Member of parliament
- Preceded by: Nitish Bharadwaj
- Succeeded by: Suman Mahato
- Constituency: Jamshedpur

Personal details
- Born: 27 October 1964 (age 61) Deoghar, Jharkhand, India
- Party: Bharatiya Janata Party (up to 26 February 2019) Indian National Congress (since 27 February 2019)
- Spouse: Shailendra Mahato (m. 1988)
- Children: Two

= Abha Mahato =

Indian politician

Abha Mahato (born 27 October 1964) is an Indian parliamentarian from Jamshedpur, Jharkhand.

==Personal life==
Mahato was born in Deoghar (then in Bihar state) in 1964. She studied at Deoghar College (Bhagalpur University) from where she graduated with B.A. (Hons.) in Political Science.
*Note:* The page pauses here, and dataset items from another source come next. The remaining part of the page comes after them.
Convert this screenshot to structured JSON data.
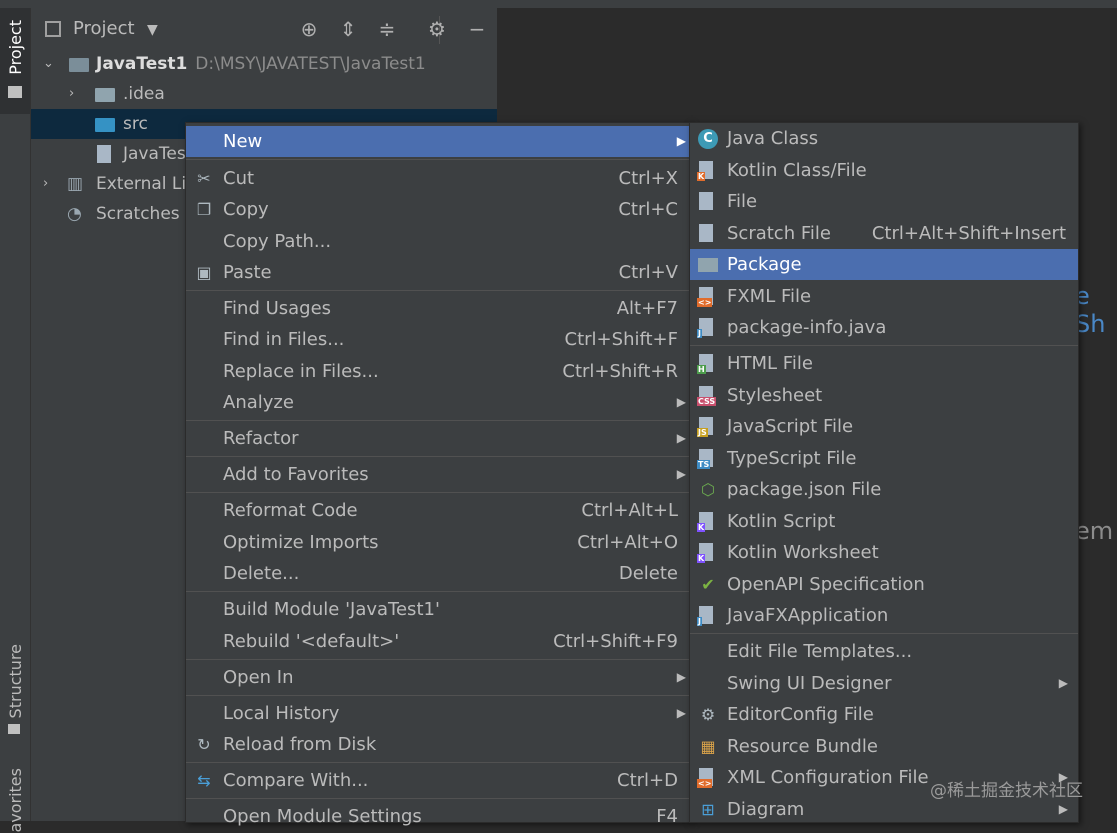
{
  "sidebar": {
    "project_tab": "Project",
    "structure_tab": "Structure",
    "favorites_tab": "avorites"
  },
  "panel": {
    "title": "Project",
    "tree": {
      "root_name": "JavaTest1",
      "root_path": "D:\\MSY\\JAVATEST\\JavaTest1",
      "idea": ".idea",
      "src": "src",
      "iml": "JavaTes",
      "external": "External Li",
      "scratches": "Scratches a"
    }
  },
  "editor_hints": {
    "a": "e Sh",
    "b": "em"
  },
  "context_menu": {
    "items": [
      {
        "label": "New",
        "shortcut": ""
      },
      {
        "label": "Cut",
        "shortcut": "Ctrl+X"
      },
      {
        "label": "Copy",
        "shortcut": "Ctrl+C"
      },
      {
        "label": "Copy Path...",
        "shortcut": ""
      },
      {
        "label": "Paste",
        "shortcut": "Ctrl+V"
      },
      {
        "label": "Find Usages",
        "shortcut": "Alt+F7"
      },
      {
        "label": "Find in Files...",
        "shortcut": "Ctrl+Shift+F"
      },
      {
        "label": "Replace in Files...",
        "shortcut": "Ctrl+Shift+R"
      },
      {
        "label": "Analyze",
        "shortcut": ""
      },
      {
        "label": "Refactor",
        "shortcut": ""
      },
      {
        "label": "Add to Favorites",
        "shortcut": ""
      },
      {
        "label": "Reformat Code",
        "shortcut": "Ctrl+Alt+L"
      },
      {
        "label": "Optimize Imports",
        "shortcut": "Ctrl+Alt+O"
      },
      {
        "label": "Delete...",
        "shortcut": "Delete"
      },
      {
        "label": "Build Module 'JavaTest1'",
        "shortcut": ""
      },
      {
        "label": "Rebuild '<default>'",
        "shortcut": "Ctrl+Shift+F9"
      },
      {
        "label": "Open In",
        "shortcut": ""
      },
      {
        "label": "Local History",
        "shortcut": ""
      },
      {
        "label": "Reload from Disk",
        "shortcut": ""
      },
      {
        "label": "Compare With...",
        "shortcut": "Ctrl+D"
      },
      {
        "label": "Open Module Settings",
        "shortcut": "F4"
      }
    ]
  },
  "new_submenu": {
    "items": [
      {
        "label": "Java Class",
        "shortcut": ""
      },
      {
        "label": "Kotlin Class/File",
        "shortcut": ""
      },
      {
        "label": "File",
        "shortcut": ""
      },
      {
        "label": "Scratch File",
        "shortcut": "Ctrl+Alt+Shift+Insert"
      },
      {
        "label": "Package",
        "shortcut": ""
      },
      {
        "label": "FXML File",
        "shortcut": ""
      },
      {
        "label": "package-info.java",
        "shortcut": ""
      },
      {
        "label": "HTML File",
        "shortcut": ""
      },
      {
        "label": "Stylesheet",
        "shortcut": ""
      },
      {
        "label": "JavaScript File",
        "shortcut": ""
      },
      {
        "label": "TypeScript File",
        "shortcut": ""
      },
      {
        "label": "package.json File",
        "shortcut": ""
      },
      {
        "label": "Kotlin Script",
        "shortcut": ""
      },
      {
        "label": "Kotlin Worksheet",
        "shortcut": ""
      },
      {
        "label": "OpenAPI Specification",
        "shortcut": ""
      },
      {
        "label": "JavaFXApplication",
        "shortcut": ""
      },
      {
        "label": "Edit File Templates...",
        "shortcut": ""
      },
      {
        "label": "Swing UI Designer",
        "shortcut": ""
      },
      {
        "label": "EditorConfig File",
        "shortcut": ""
      },
      {
        "label": "Resource Bundle",
        "shortcut": ""
      },
      {
        "label": "XML Configuration File",
        "shortcut": ""
      },
      {
        "label": "Diagram",
        "shortcut": ""
      }
    ]
  },
  "file_tags": {
    "fxml": "<>",
    "java": "J",
    "html": "H",
    "css": "CSS",
    "js": "JS",
    "ts": "TS",
    "xml": "<>",
    "kt": "K"
  },
  "watermark": "@稀土掘金技术社区"
}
She married Shri Shailendra Mahato, a former member of Lok Sabha on 27 June 1989 and 1991 of Jamshedpur. They have two sons.

==Political career==
Mahato was elected to the 12th and 13th Lok Sabha from Jamshedpur as a member of Bharatiya Janata Party. She has been a member of various Parliamentary committees on commerce, coal, textiles, women's empowerment and on laws relating to women. She left Bharatiya Janata Party and joined Indian National Congress on 27 February 2019.